The formula for the sample **standard deviation** : $s = \sqrt{\frac {\sum{(x_i - \bar{X})^2}} {n-1}}$


- $x_i$ = each value from the sample
- $\bar{X}$ = the sample mean
- $n$ = the size of the sample


### Population


$\mu$ (mu) is the **population mean** $\mu = \frac{1}{N} \sum_{i=1}^{N}x_{i}$


$\sigma$ (sigma) is the **population standard deviation**  $sigma = \sqrt{\frac {\sum{(x_i - \mu)^2}} {N}}$

- $x_i$ = each value from the population
- $\mu$ = the population mean
- $N$ = the size of the population


**REMEMBER**: Greek letters are for the population! ☝️


## Calculate the Confidence Interval Manually

### 68-95-99.7

- 68% confidence interval can be approximated by adding and subtracting 1 standard deviation from the mean.
- 95% confidence interval is ~2 standard deviation away from the mean.
- 99.7% confidence interval is ~3 standard deviation away from the mean.
![](https://miro.medium.com/max/24000/1*IZ2II2HYKeoMrdLU5jW6Dw.png)

#### What is the value we will need to add/subtract to find the 95% confidence interval?  (using the approximation)

In [None]:
diff

#### generate the 95.45% confidence interval

In [None]:
lower_boundry = 
upper_boundry = 
(lower_boundry, upper_boundry)

#### repeat the process for 99.7% confidence

In [None]:
diff_99 = 
lower_99 = 
upper_99 = 



### Interpretation (loaned [ok, stolen] directly from the lecture):

Generally, we would say:

- "I am {confidence level}% confident
- that the true population {parameter}
- is between {lower confidence bound} and {upper confidence bound}."
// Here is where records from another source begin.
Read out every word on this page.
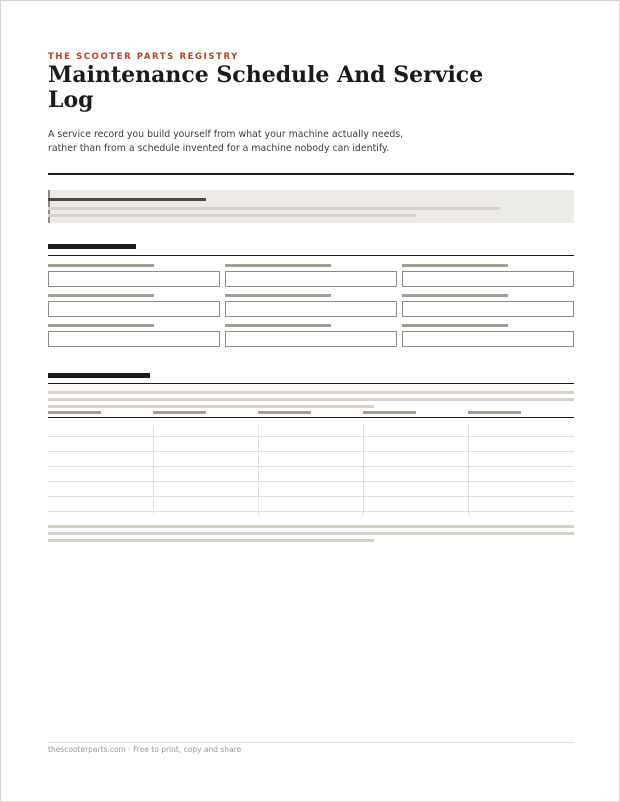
THE SCOOTER PARTS REGISTRY
Maintenance Schedule And Service Log

A service record you build yourself from what your machine actually needs, rather than from a schedule invented for a machine nobody can identify.

thescooterparts.com · Free to print, copy and share
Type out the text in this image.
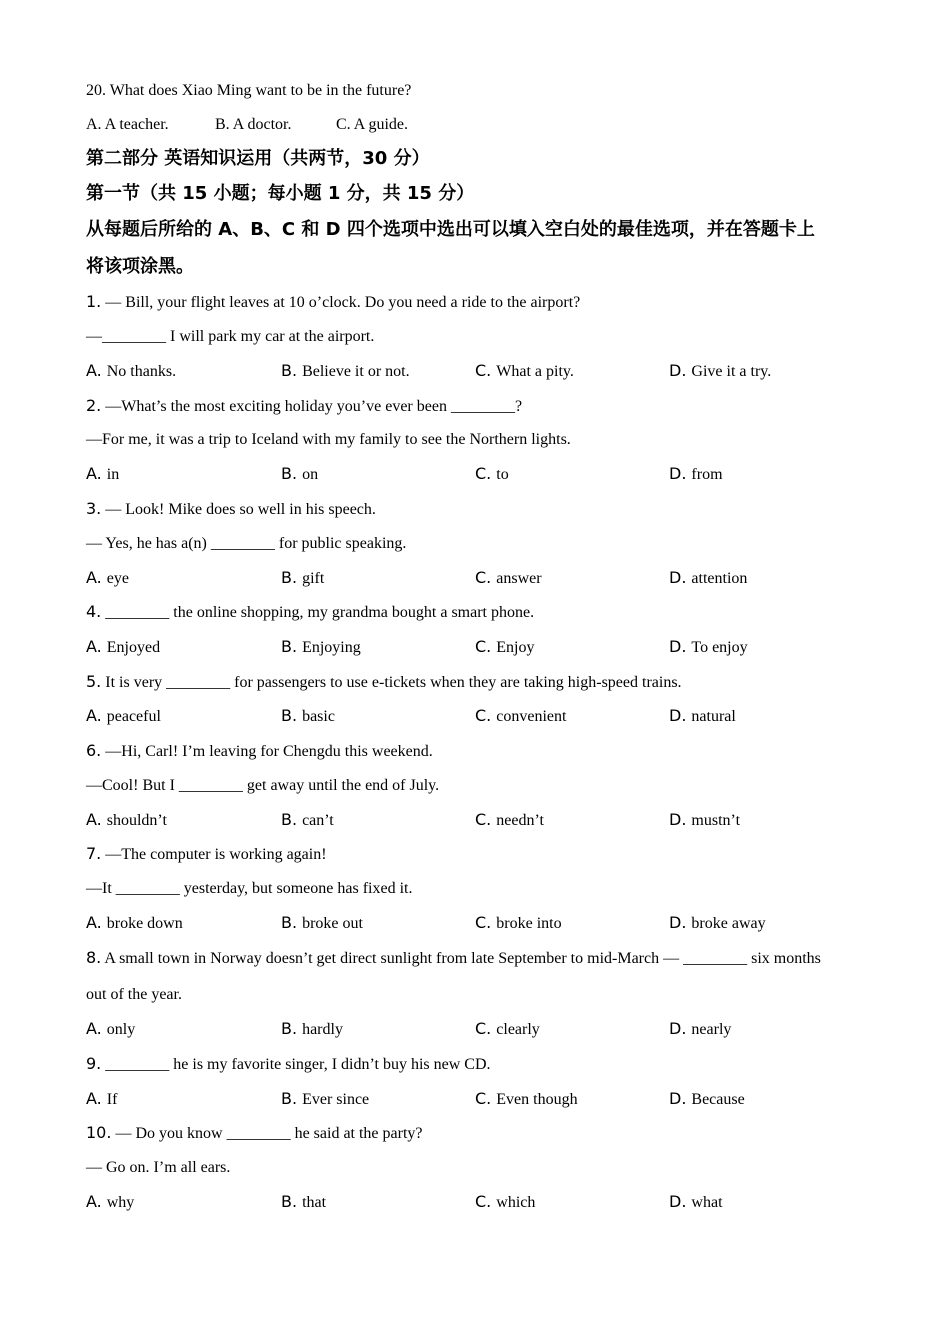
20. What does Xiao Ming want to be in the future?
A. A teacher.	B. A doctor.	C. A guide.
第二部分 英语知识运用（共两节，30 分）
第一节（共 15 小题；每小题 1 分，共 15 分）
从每题后所给的 A、B、C 和 D 四个选项中选出可以填入空白处的最佳选项，并在答题卡上
将该项涂黑。
1. — Bill, your flight leaves at 10 o’clock. Do you need a ride to the airport?
—________ I will park my car at the airport.
A. No thanks.	B. Believe it or not.	C. What a pity.	D. Give it a try.
2. —What’s the most exciting holiday you’ve ever been ________?
—For me, it was a trip to Iceland with my family to see the Northern lights.
A. in	B. on	C. to	D. from
3. — Look! Mike does so well in his speech.
— Yes, he has a(n) ________ for public speaking.
A. eye	B. gift	C. answer	D. attention
4. ________ the online shopping, my grandma bought a smart phone.
A. Enjoyed	B. Enjoying	C. Enjoy	D. To enjoy
5. It is very ________ for passengers to use e-tickets when they are taking high-speed trains.
A. peaceful	B. basic	C. convenient	D. natural
6. —Hi, Carl! I’m leaving for Chengdu this weekend.
—Cool! But I ________ get away until the end of July.
A. shouldn’t	B. can’t	C. needn’t	D. mustn’t
7. —The computer is working again!
—It ________ yesterday, but someone has fixed it.
A. broke down	B. broke out	C. broke into	D. broke away
8. A small town in Norway doesn’t get direct sunlight from late September to mid-March — ________ six months
out of the year.
A. only	B. hardly	C. clearly	D. nearly
9. ________ he is my favorite singer, I didn’t buy his new CD.
A. If	B. Ever since	C. Even though	D. Because
10. — Do you know ________ he said at the party?
— Go on. I’m all ears.
A. why	B. that	C. which	D. what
#### 99.7% of the time the true population mean should be within these values.

## Confidence Interval with the Stats Module (from SciPy)

#### Create a confidence interval with 95% confidence 

- first argument = level of confidence
- second argument (loc) = location (where do we center the confidence interval)
- third argument (scale) = scale/spread

In [None]:
confidence_95 = stats.norm.interval(0.95, loc=mean, scale=stdv)

The confidence interval - the left side is the bottom estimate and the right is the top estimate.

#### What type of Python object is confidence_95?

In [None]:
f"I am 95% confident that a DSI student sleeps between {round(confidence_95[0], 2)} hours \
and {round(confidence_95[1], 2)} hours a night, on average."

#### Use `stats` package to create a confidence interval with 99% confidence

#### Print out the interpretation with an f-string.

#### Use stats package to create a confidence interval with 90% confidence

#### Print out the interpretation with an f-string.